On the left, hailing from the unlikely ski gear source of Texas, is “Doc Allen’s” Versa Tool, which includes 22 standard bits (including pozi #3), a standard bit extender, and a 2.4-ounce driver that provides outstanding leverage and grip in several configurations. To the right of that is the one-ounce ratchet part of the Topeak Ratchet Rocket. Leaving out the bike-specific parts (not shown), you get a bare-bones yet fairly solid-feeling driver, with ratcheting action and great leverage when using the black part at the bottom, or extended reach when using the part at the top. To the right is a similar tool from a hardware store (although no extended reach position), and to the far right is a Topeak ToolBar which would be really nice if the foreshortened bits were available in a ski-specific version. If you’re really focused on bit driving, then you can go all out for that ratcheting driver with the very nice ergonomic grip that’s been around for a couple decades or so, most recently from BD, Dakine, and now also Brooks-Range. (Not pictured here since I consider it more of a workbench item.)
Even more tools? Of course!
To the far left are hex-driven 5/32″ drill bits, weighing in at less than half an ounce each. The silver-colored bit is widely available at Home Depot, but has a masonry tip that might be hard to get started in a ski. The gold-colored is from Harbor Freight, and available only in a large kit, although like everything else there is still really cheap. (I doubt you’d want to use their bits for extended use, but I’m confident that it would hold up to manual driving.) Then a spare tip loop (in case some fancy proprietary skin tip attachment fails), a couple large heavy-duty sewing needles with Glide dental floss, some very fine wire to clean clogged stove parts, a spare BD pole basket with various screw rivets attached, and at top an assortment of bits. Note in particular the extended #3 Pozidrive bit for accessing difficult-to-access screw heads. I’ve found Wiha Tools to be an excellent source for these extended bits, in a variety of sizes.

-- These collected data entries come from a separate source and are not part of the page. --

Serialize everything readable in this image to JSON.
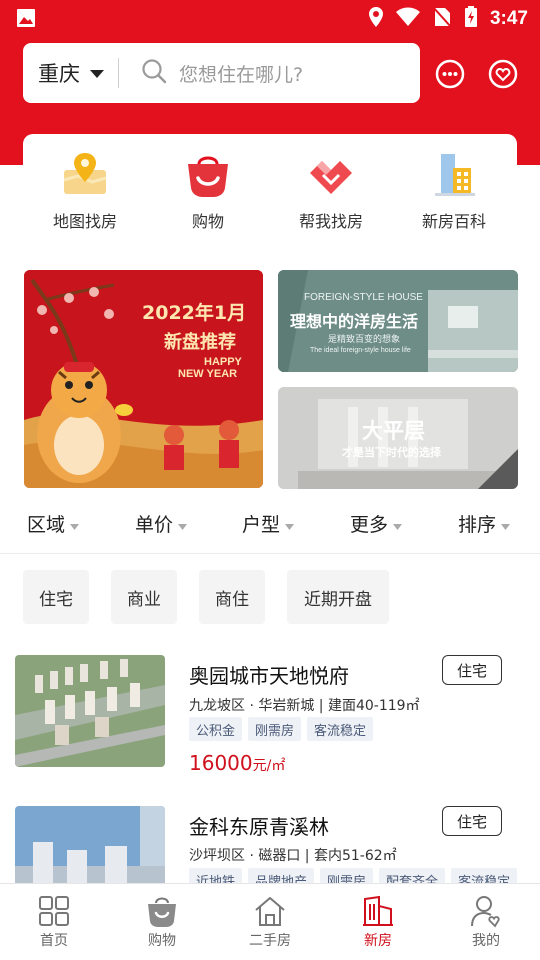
{
  "status_bar": {
    "time": "3:47"
  },
  "header": {
    "city": "重庆",
    "search_placeholder": "您想住在哪儿?"
  },
  "quick_nav": [
    {
      "label": "地图找房",
      "icon": "map-pin-icon"
    },
    {
      "label": "购物",
      "icon": "shopping-bag-icon"
    },
    {
      "label": "帮我找房",
      "icon": "heart-diamond-icon"
    },
    {
      "label": "新房百科",
      "icon": "buildings-icon"
    }
  ],
  "banners": {
    "main": {
      "title": "2022年1月",
      "subtitle": "新盘推荐",
      "line3": "HAPPY",
      "line4": "NEW YEAR"
    },
    "side1": {
      "en": "FOREIGN-STYLE HOUSE",
      "title": "理想中的洋房生活",
      "sub": "是精致百变的想象",
      "en2": "The ideal foreign-style house life"
    },
    "side2": {
      "title": "大平层",
      "sub": "才是当下时代的选择"
    }
  },
  "filters": [
    "区域",
    "单价",
    "户型",
    "更多",
    "排序"
  ],
  "chips": [
    "住宅",
    "商业",
    "商住",
    "近期开盘"
  ],
  "listings": [
    {
      "title": "奥园城市天地悦府",
      "type": "住宅",
      "meta": "九龙坡区 · 华岩新城 | 建面40-119㎡",
      "tags": [
        "公积金",
        "刚需房",
        "客流稳定"
      ],
      "price": "16000",
      "price_unit": "元/㎡"
    },
    {
      "title": "金科东原青溪林",
      "type": "住宅",
      "meta": "沙坪坝区 · 磁器口 | 套内51-62㎡",
      "tags": [
        "近地铁",
        "品牌地产",
        "刚需房",
        "配套齐全",
        "客流稳定"
      ]
    }
  ],
  "bottom_nav": [
    {
      "label": "首页",
      "icon": "grid-icon"
    },
    {
      "label": "购物",
      "icon": "shopping-bag-icon"
    },
    {
      "label": "二手房",
      "icon": "house-icon"
    },
    {
      "label": "新房",
      "icon": "building-icon",
      "active": true
    },
    {
      "label": "我的",
      "icon": "user-icon"
    }
  ],
  "colors": {
    "brand_red": "#e3101e",
    "price_red": "#d0101c",
    "tag_bg": "#eef1f6"
  }
}
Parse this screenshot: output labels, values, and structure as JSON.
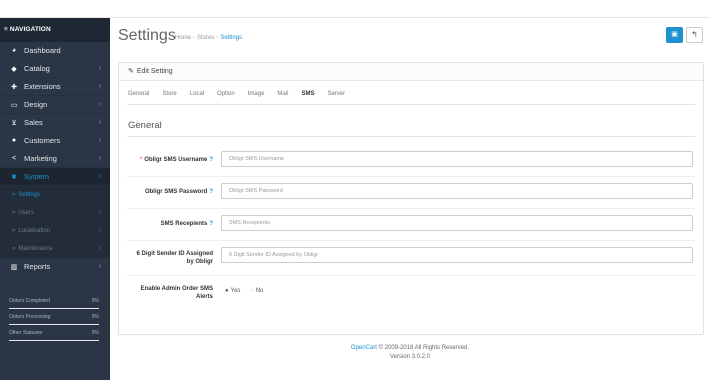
{
  "nav": {
    "heading": "NAVIGATION",
    "items": [
      {
        "label": "Dashboard",
        "icon": "dashboard-icon",
        "glyph": "◕"
      },
      {
        "label": "Catalog",
        "icon": "tag-icon",
        "glyph": "◆"
      },
      {
        "label": "Extensions",
        "icon": "puzzle-icon",
        "glyph": "✚"
      },
      {
        "label": "Design",
        "icon": "monitor-icon",
        "glyph": "▭"
      },
      {
        "label": "Sales",
        "icon": "cart-icon",
        "glyph": "⊻"
      },
      {
        "label": "Customers",
        "icon": "user-icon",
        "glyph": "●"
      },
      {
        "label": "Marketing",
        "icon": "share-icon",
        "glyph": "<"
      },
      {
        "label": "System",
        "icon": "cog-icon",
        "glyph": "✱"
      }
    ],
    "sub": [
      {
        "label": "Settings"
      },
      {
        "label": "Users"
      },
      {
        "label": "Localisation"
      },
      {
        "label": "Maintenance"
      }
    ],
    "reports": {
      "label": "Reports",
      "icon": "bar-chart-icon",
      "glyph": "▥"
    },
    "stats": [
      {
        "label": "Orders Completed",
        "pct": "0%",
        "value": 0
      },
      {
        "label": "Orders Processing",
        "pct": "0%",
        "value": 0
      },
      {
        "label": "Other Statuses",
        "pct": "0%",
        "value": 0
      }
    ]
  },
  "header": {
    "title": "Settings",
    "breadcrumb": [
      "Home",
      "Stores",
      "Settings"
    ]
  },
  "panel": {
    "heading": "Edit Setting",
    "tabs": [
      "General",
      "Store",
      "Local",
      "Option",
      "Image",
      "Mail",
      "SMS",
      "Server"
    ],
    "active_tab": "SMS",
    "legend": "General",
    "fields": {
      "username": {
        "label": "Obligr SMS Username",
        "placeholder": "Obligr SMS Username",
        "value": ""
      },
      "password": {
        "label": "Obligr SMS Password",
        "placeholder": "Obligr SMS Password",
        "value": ""
      },
      "recipients": {
        "label": "SMS Recepients",
        "placeholder": "SMS Recepients",
        "value": ""
      },
      "sender_line1": "6 Digit Sender ID Assigned",
      "sender_line2": "by Obligr",
      "sender_placeholder": "6 Digit Sender ID Assigned by Obligr",
      "alerts_line1": "Enable Admin Order SMS",
      "alerts_line2": "Alerts",
      "yes": "Yes",
      "no": "No",
      "alerts_selected": "Yes"
    }
  },
  "footer": {
    "brand": "OpenCart",
    "copy": "© 2009-2018 All Rights Reserved.",
    "version": "Version 3.0.2.0"
  },
  "colors": {
    "accent": "#1e91cf",
    "sidebar": "#2a3645",
    "required": "#f56b6b"
  }
}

At far right is a miniature pair of visegrip-style pliers. At over three ounces, kind of overkill by themselves. But combined with a Stanley blade (as shown), and all those bits, that could be a capable all-in-one tool.

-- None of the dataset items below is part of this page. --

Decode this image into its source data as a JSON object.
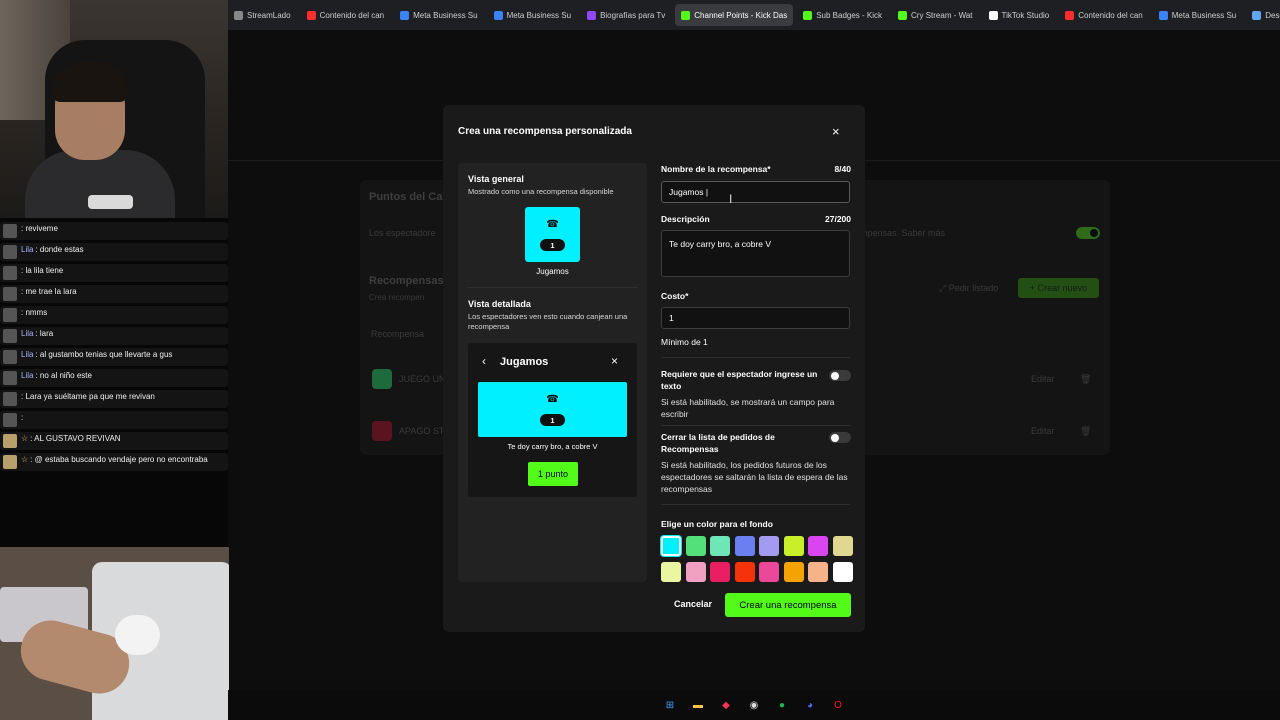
{
  "browser": {
    "tabs": [
      {
        "label": "StreamLado",
        "color": "#888888"
      },
      {
        "label": "Contenido del can",
        "color": "#ff2d2d"
      },
      {
        "label": "Meta Business Su",
        "color": "#3b82f6"
      },
      {
        "label": "Meta Business Su",
        "color": "#3b82f6"
      },
      {
        "label": "Biografías para Tv",
        "color": "#9146ff"
      },
      {
        "label": "Channel Points - Kick Das",
        "color": "#53fc18",
        "active": true
      },
      {
        "label": "Sub Badges - Kick",
        "color": "#53fc18"
      },
      {
        "label": "Cry Stream - Wat",
        "color": "#53fc18"
      },
      {
        "label": "TikTok Studio",
        "color": "#ffffff"
      },
      {
        "label": "Contenido del can",
        "color": "#ff2d2d"
      },
      {
        "label": "Meta Business Su",
        "color": "#3b82f6"
      },
      {
        "label": "Descargar arch",
        "color": "#60a5fa"
      }
    ]
  },
  "background": {
    "section_title": "Puntos del Ca",
    "info_text": "Los espectadore",
    "info_tail": "mpensas. Saber más",
    "rewards_title": "Recompensas",
    "rewards_sub": "Crea recompen",
    "request_label": "Pedir listado",
    "create_new_label": "Crear nuevo",
    "col_header": "Recompensa",
    "rows": [
      {
        "name": "JUEGO UN",
        "edit": "Editar",
        "icon_color": "#1d6b3a"
      },
      {
        "name": "APAGO ST",
        "edit": "Editar",
        "icon_color": "#5a1420"
      }
    ]
  },
  "chat": [
    {
      "name": "",
      "text": ": reviveme",
      "gold": false
    },
    {
      "name": "Lila",
      "text": ": donde estas",
      "gold": false
    },
    {
      "name": "",
      "text": ": la lila tiene",
      "gold": false
    },
    {
      "name": "",
      "text": ": me trae la lara",
      "gold": false
    },
    {
      "name": "",
      "text": ": nmms",
      "gold": false
    },
    {
      "name": "Lila",
      "text": ": lara",
      "gold": false
    },
    {
      "name": "Lila",
      "text": ": al gustambo tenias que llevarte a gus",
      "gold": false
    },
    {
      "name": "Lila",
      "text": ": no al niño este",
      "gold": false
    },
    {
      "name": "",
      "text": ": Lara ya suéltame pa que me revivan",
      "gold": false
    },
    {
      "name": "",
      "text": ":",
      "gold": false
    },
    {
      "name": "☆",
      "text": ": AL GUSTAVO REVIVAN",
      "gold": true
    },
    {
      "name": "☆",
      "text": ": @ estaba buscando vendaje pero no encontraba",
      "gold": true
    }
  ],
  "modal": {
    "title": "Crea una recompensa personalizada",
    "close_icon": "×",
    "preview": {
      "overview_title": "Vista general",
      "overview_sub": "Mostrado como una recompensa disponible",
      "tile_count": "1",
      "tile_name": "Jugamos",
      "detail_title": "Vista detallada",
      "detail_sub": "Los espectadores ven esto cuando canjean una recompensa",
      "card_title": "Jugamos",
      "card_count": "1",
      "card_desc": "Te doy carry bro, a cobre V",
      "card_cost": "1 punto"
    },
    "form": {
      "name_label": "Nombre de la recompensa*",
      "name_count": "8/40",
      "name_value": "Jugamos |",
      "desc_label": "Descripción",
      "desc_count": "27/200",
      "desc_value": "Te doy carry bro, a cobre V",
      "cost_label": "Costo*",
      "cost_value": "1",
      "cost_hint": "Mínimo de 1",
      "toggle1_label": "Requiere que el espectador ingrese un texto",
      "toggle1_desc": "Si está habilitado, se mostrará un campo para escribir",
      "toggle2_label": "Cerrar la lista de pedidos de Recompensas",
      "toggle2_desc": "Si está habilitado, los pedidos futuros de los espectadores se saltarán la lista de espera de las recompensas",
      "color_label": "Elige un color para el fondo",
      "colors": [
        "#00f0ff",
        "#53e07a",
        "#6ee6b8",
        "#6b7ff0",
        "#a39bf0",
        "#c8f02a",
        "#d946ef",
        "#e0d890",
        "#eaf6a0",
        "#f0a0c0",
        "#e91e63",
        "#f4330b",
        "#ec4899",
        "#f5a300",
        "#f6b38a",
        "#ffffff"
      ],
      "selected_color": "#00f0ff",
      "cancel_label": "Cancelar",
      "submit_label": "Crear una recompensa"
    }
  },
  "taskbar": [
    {
      "name": "windows-start-icon",
      "glyph": "⊞",
      "color": "#3aa0ff"
    },
    {
      "name": "file-explorer-icon",
      "glyph": "▬",
      "color": "#f5c542"
    },
    {
      "name": "app-red-icon",
      "glyph": "◆",
      "color": "#ff3355"
    },
    {
      "name": "obs-icon",
      "glyph": "◉",
      "color": "#dddddd"
    },
    {
      "name": "spotify-icon",
      "glyph": "●",
      "color": "#1db954"
    },
    {
      "name": "discord-icon",
      "glyph": "◕",
      "color": "#5865f2"
    },
    {
      "name": "opera-icon",
      "glyph": "O",
      "color": "#ff1b2d"
    }
  ]
}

Anything else? Of course — how about a few things to attach various things to other things.
This is another category that could go on forever, but at top are some zip/cable ties, at bottom a Voile strap (be sure to spring for the metal tip, as it’s probably more durable but most certainly is excellent for cleaning out the tech fittings in your boots), to the right some lightweight cord, and to the left some epoxy, urethane, and glue.

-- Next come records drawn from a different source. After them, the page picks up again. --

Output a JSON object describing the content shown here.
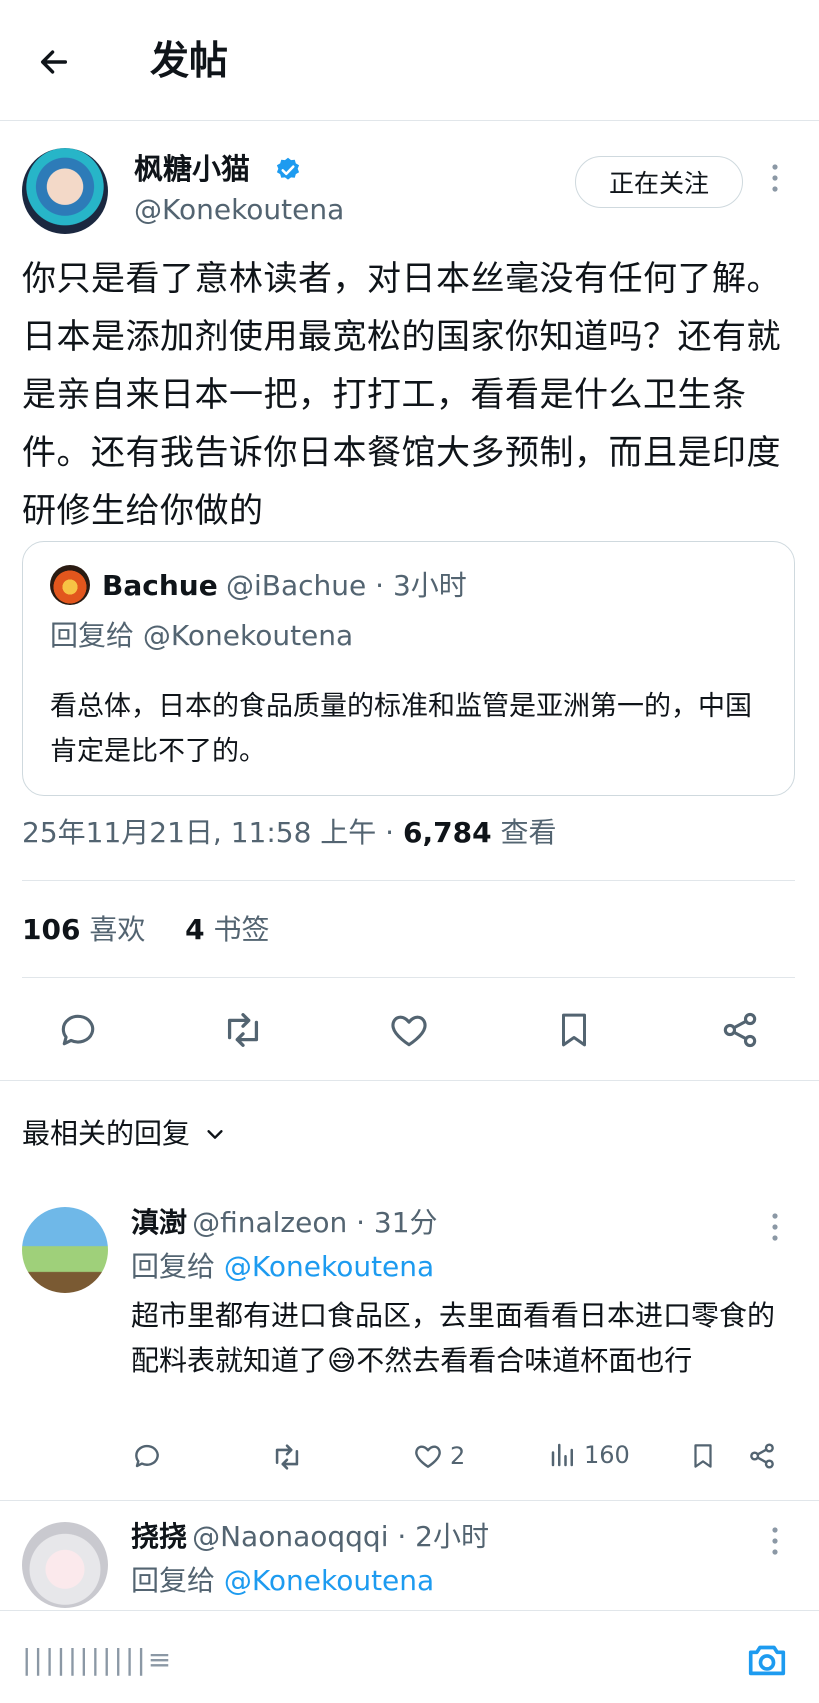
{
  "header": {
    "title": "发帖",
    "back_icon": "arrow-left-icon"
  },
  "author": {
    "name": "枫糖小猫",
    "handle": "@Konekoutena",
    "verified": true,
    "follow_label": "正在关注"
  },
  "tweet": {
    "text": "你只是看了意林读者，对日本丝毫没有任何了解。日本是添加剂使用最宽松的国家你知道吗？还有就是亲自来日本一把，打打工，看看是什么卫生条件。还有我告诉你日本餐馆大多预制，而且是印度研修生给你做的",
    "timestamp": "25年11月21日, 11:58 上午 · ",
    "views_count": "6,784",
    "views_label": " 查看",
    "likes_count": "106",
    "likes_label": " 喜欢",
    "bookmarks_count": "4",
    "bookmarks_label": " 书签"
  },
  "quote": {
    "name": "Bachue",
    "meta": "@iBachue · 3小时",
    "reply_to": "回复给 @Konekoutena",
    "text": "看总体，日本的食品质量的标准和监管是亚洲第一的，中国肯定是比不了的。"
  },
  "sort": {
    "label": "最相关的回复"
  },
  "replies": [
    {
      "name": "滇澍",
      "meta": "@finalzeon · 31分",
      "reply_prefix": "回复给 ",
      "reply_handle": "@Konekoutena",
      "text": "超市里都有进口食品区，去里面看看日本进口零食的配料表就知道了😅不然去看看合味道杯面也行",
      "likes": "2",
      "views": "160"
    },
    {
      "name": "挠挠",
      "meta": "@Naonaoqqqi · 2小时",
      "reply_prefix": "回复给 ",
      "reply_handle": "@Konekoutena"
    }
  ],
  "composer": {
    "placeholder": "|||||||||||≡"
  },
  "colors": {
    "accent": "#1d9bf0",
    "text": "#0f1419",
    "secondary": "#536471",
    "border": "#cfd9de"
  }
}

Okay, that’s enough for now — out to recreate in the backcountry, taking almost none of all this! Want to shout out to your favorite repair items? Let’s hear it…
(WildSnow guest blogger Jonathan Shefftz lives with his wife and daughter in Western Massachusetts, where he is a member of the Northfield Mountain and Thunderbolt / Mt Greylock ski patrols. Formerly an NCAA alpine race coach, he has broken free from his prior dependence on mechanized ascension to become far more enamored of self-propelled forms of skiing. He is an AIARE-qualified instructor, NSP avalanche instructor, and contributor to the American Avalanche Association’s The Avalanche Review. When he is not searching out elusive freshies in Southern New England or promoting the NE Rando Race Series, he works as a financial economics consultant.)